Want green energy? Then just cut red tape

No one can doubt President Joe Biden’s commitment to clean energy. Unfortunately, his agenda faces a challenge rarely mentioned by climate activists: excessive regulation.
A report from the National Academies of Sciences found that if the US wants to reach net-zero emissions by midcentury, it will need to roughly double the share of electricity it produces from non-carbon sources by 2030. Reaching even that goal — which could well prove insufficient to the challenge — would require building wind and solar installations at a historically unprecedented pace.
As things stand, that’s unlikely. There’s simply too much red tape.

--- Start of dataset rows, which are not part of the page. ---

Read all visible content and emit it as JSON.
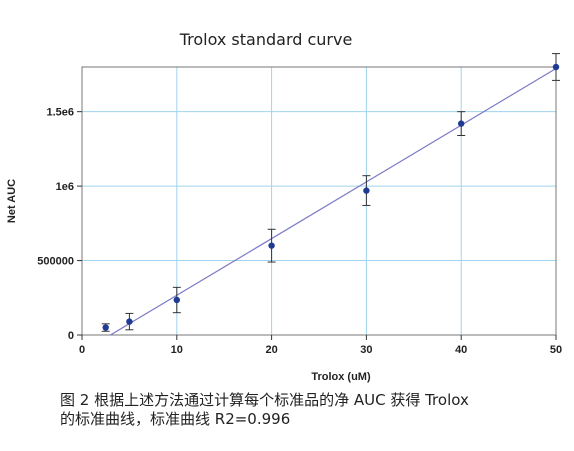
{
  "chart_data": {
    "type": "scatter",
    "title": "Trolox standard curve",
    "xlabel": "Trolox (uM)",
    "ylabel": "Net AUC",
    "xlim": [
      0,
      50
    ],
    "ylim": [
      0,
      1800000
    ],
    "x_ticks": [
      0,
      10,
      20,
      30,
      40,
      50
    ],
    "y_ticks": [
      0,
      500000,
      1000000,
      1500000
    ],
    "y_tick_labels": [
      "0",
      "500000",
      "1e6",
      "1.5e6"
    ],
    "grid": true,
    "series": [
      {
        "x": [
          2.5,
          5,
          10,
          20,
          30,
          40,
          50
        ],
        "y": [
          50000,
          90000,
          235000,
          600000,
          970000,
          1420000,
          1800000
        ],
        "error": [
          25000,
          55000,
          85000,
          110000,
          100000,
          80000,
          90000
        ]
      }
    ],
    "fit_line": {
      "x": [
        3,
        50
      ],
      "y": [
        0,
        1790000
      ]
    },
    "colors": {
      "points": "#1f3a93",
      "line": "#7a7ac8",
      "grid": "#9fd4ee"
    }
  },
  "caption": {
    "line1": "图 2  根据上述方法通过计算每个标准品的净 AUC 获得 Trolox",
    "line2": "的标准曲线，标准曲线 R2=0.996"
  }
}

Take the National Environmental Policy Act. Enacted in 1970, NEPA requires federal agencies to conduct environmental reviews for nearly every project that the government touches.
Completing an impact statement under this process now takes four and a half years on average and can cost millions of dollars. Reviews can run for hundreds of pages. Lawsuits, often brought by activist groups, can extend the process interminably. Green projects aren’t immune from this burden: An analysis last year found that of the projects undergoing NEPA review at the Department of Energy, 42% concerned clean energy, transmission or environmental protection, while just 15% were related to
fossil fuels.
Across the renewables industry, such regulation — state and federal — is impeding progress. Wind power advocates complain of “unreasonable and unnecessary costs and long project delays.” Geothermal projects routinely face permitting hassles for seven to 10 years. Relicensing a hydropower plant can cost $50 million and take more than a decade. Solar projects often contend with a maze of permitting and certification requirements. Want to build a nuclear reactor? Compliance costs alone might exceed your profit margin.
A similar story prevails with power transmission. Efficiently moving clean energy between regions is an essential component of the renewable economy; to reach net zero, that capacity needs to roughly triple by 2050. But thanks to an unholy patchwork of rules and regulations nationwide, transmission projects can easily require a decade to get off the ground.
Such holdups are more than a nuisance. They waste tax dollars, raise construction costs, delay capital productivity, impede private investment and all too often discourage ambitious new ideas. Worse, by delaying the switch to cleaner alternatives, they only add to total greenhouse-gas emissions. A government that views climate change as an “existential threat” — in the president’s words — can hardly tolerate such gridlock. Yet earlier this week, the Biden administration was busy adding to the morass of needless rules.
Easy answers to this dilemma are elusive. Simply capping page counts or imposing time limits on environmental reviews, for instance, can actually lengthen the process — a review that’s incomplete or fails to anticipate potential objections is far more likely to draw lawsuits, and hence incur further delays. Congress should think bigger. As a start, it should try to reduce the number of lawsuits brought under NEPA by shortening the statute of limitations for such cases to (say) 120 days, down from two years. Next, it should assert the power of the federal government.